« J’ai sauté sur ce gars pour sauver des innocents » : le témoignage d’Ahmed al Ahmed, le héros de la tuerie antisémite de Sydney
Sans lui, le bilan de la fusillade de Bondi Beach aurait été encore plus lourd. Ahmed al Ahmed, un commerçant syro-australien de confession musulmane, a été filmé en train de désarmer l’un des deux assaillants le 14 décembre dernier, dans une vidéo qui a fait le tour du monde. Lors de cette attaque, 15 personnes ont été tuées.
Ce soir-là, de nombreuses personnes étaient réunies sur place pour célébrer la fête juive de Hanoukka, quand deux hommes, un fils et son père, ont ouvert le feu. L’action d’Ahmed al Ahmed a été déterminante : il a désarmé l’un des terroristes. « J’ai sauté sur ce gars pour sauver des innocents », dit-il au micro de RTL dans une interview exclusive diffusée ce lundi 12 janvier.

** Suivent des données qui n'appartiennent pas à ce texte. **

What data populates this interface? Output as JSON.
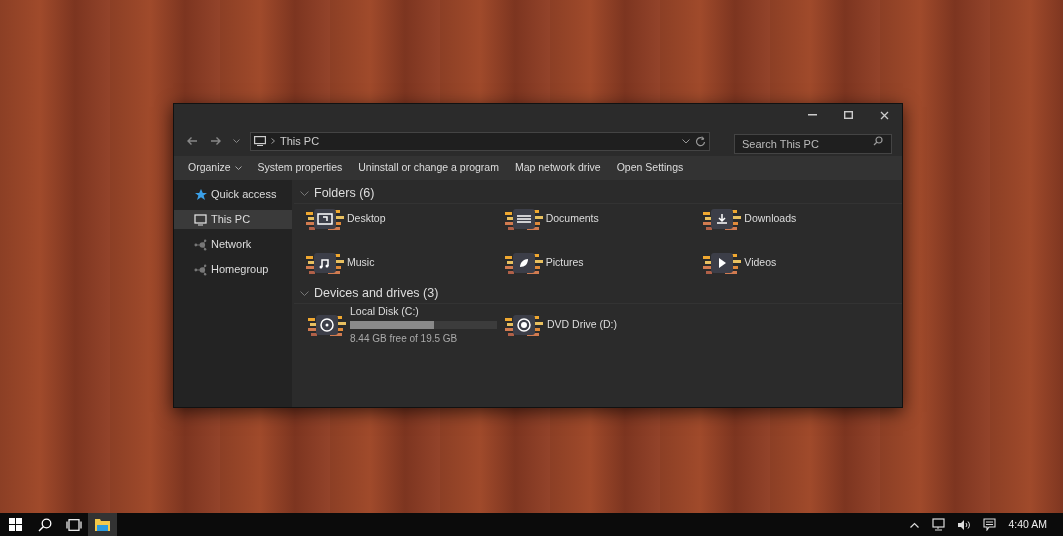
{
  "window": {
    "address": {
      "location": "This PC"
    },
    "search": {
      "placeholder": "Search This PC"
    }
  },
  "commands": [
    {
      "label": "Organize",
      "dropdown": true
    },
    {
      "label": "System properties",
      "dropdown": false
    },
    {
      "label": "Uninstall or change a program",
      "dropdown": false
    },
    {
      "label": "Map network drive",
      "dropdown": false
    },
    {
      "label": "Open Settings",
      "dropdown": false
    }
  ],
  "sidebar": {
    "items": [
      {
        "label": "Quick access",
        "kind": "star",
        "selected": false
      },
      {
        "label": "This PC",
        "kind": "pc",
        "selected": true
      },
      {
        "label": "Network",
        "kind": "network",
        "selected": false
      },
      {
        "label": "Homegroup",
        "kind": "network",
        "selected": false
      }
    ]
  },
  "folders": {
    "title": "Folders (6)",
    "expanded": true,
    "items": [
      {
        "label": "Desktop",
        "kind": "desktop"
      },
      {
        "label": "Documents",
        "kind": "documents"
      },
      {
        "label": "Downloads",
        "kind": "downloads"
      },
      {
        "label": "Music",
        "kind": "music"
      },
      {
        "label": "Pictures",
        "kind": "pictures"
      },
      {
        "label": "Videos",
        "kind": "videos"
      }
    ]
  },
  "drives": {
    "title": "Devices and drives (3)",
    "expanded": true,
    "items": [
      {
        "label": "Local Disk (C:)",
        "kind": "disk",
        "level": 0.57,
        "free": "8.44 GB free of 19.5 GB"
      },
      {
        "label": "DVD Drive (D:)",
        "kind": "dvd"
      }
    ]
  },
  "taskbar": {
    "apps": [
      {
        "kind": "start",
        "selected": false
      },
      {
        "kind": "search",
        "selected": false
      },
      {
        "kind": "taskview",
        "selected": false
      },
      {
        "kind": "explorer",
        "selected": true
      }
    ],
    "clock": "4:40 AM"
  }
}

« Quand je l’ai vu s’éloigner et se retourner, je me suis reculé un petit peu. Je me suis placé derrière une autre voiture et dès que j’ai pu, je me suis lancé sur lui », raconte-t-il. « Là, je l’ai attrapé par-derrière, je lui ai mis le bras autour du cou et j’ai dû me battre avec lui. J’ai dû lui arracher son arme. Je lui ai coincé le pied avec le mien, je l’ai renversé au sol », se rappelle Ahmed al Ahmed.
« C’était moi qu’ils visaient »
L’assaillant « a commencé à se relever » ensuite : « J’ai commencé à le traiter de tous les noms parce qu’il hurlait de son côté. Je lui ai dit de partir, il est parti, il a fait 20 m et il est revenu en arrière », explique Ahmed al Ahmed.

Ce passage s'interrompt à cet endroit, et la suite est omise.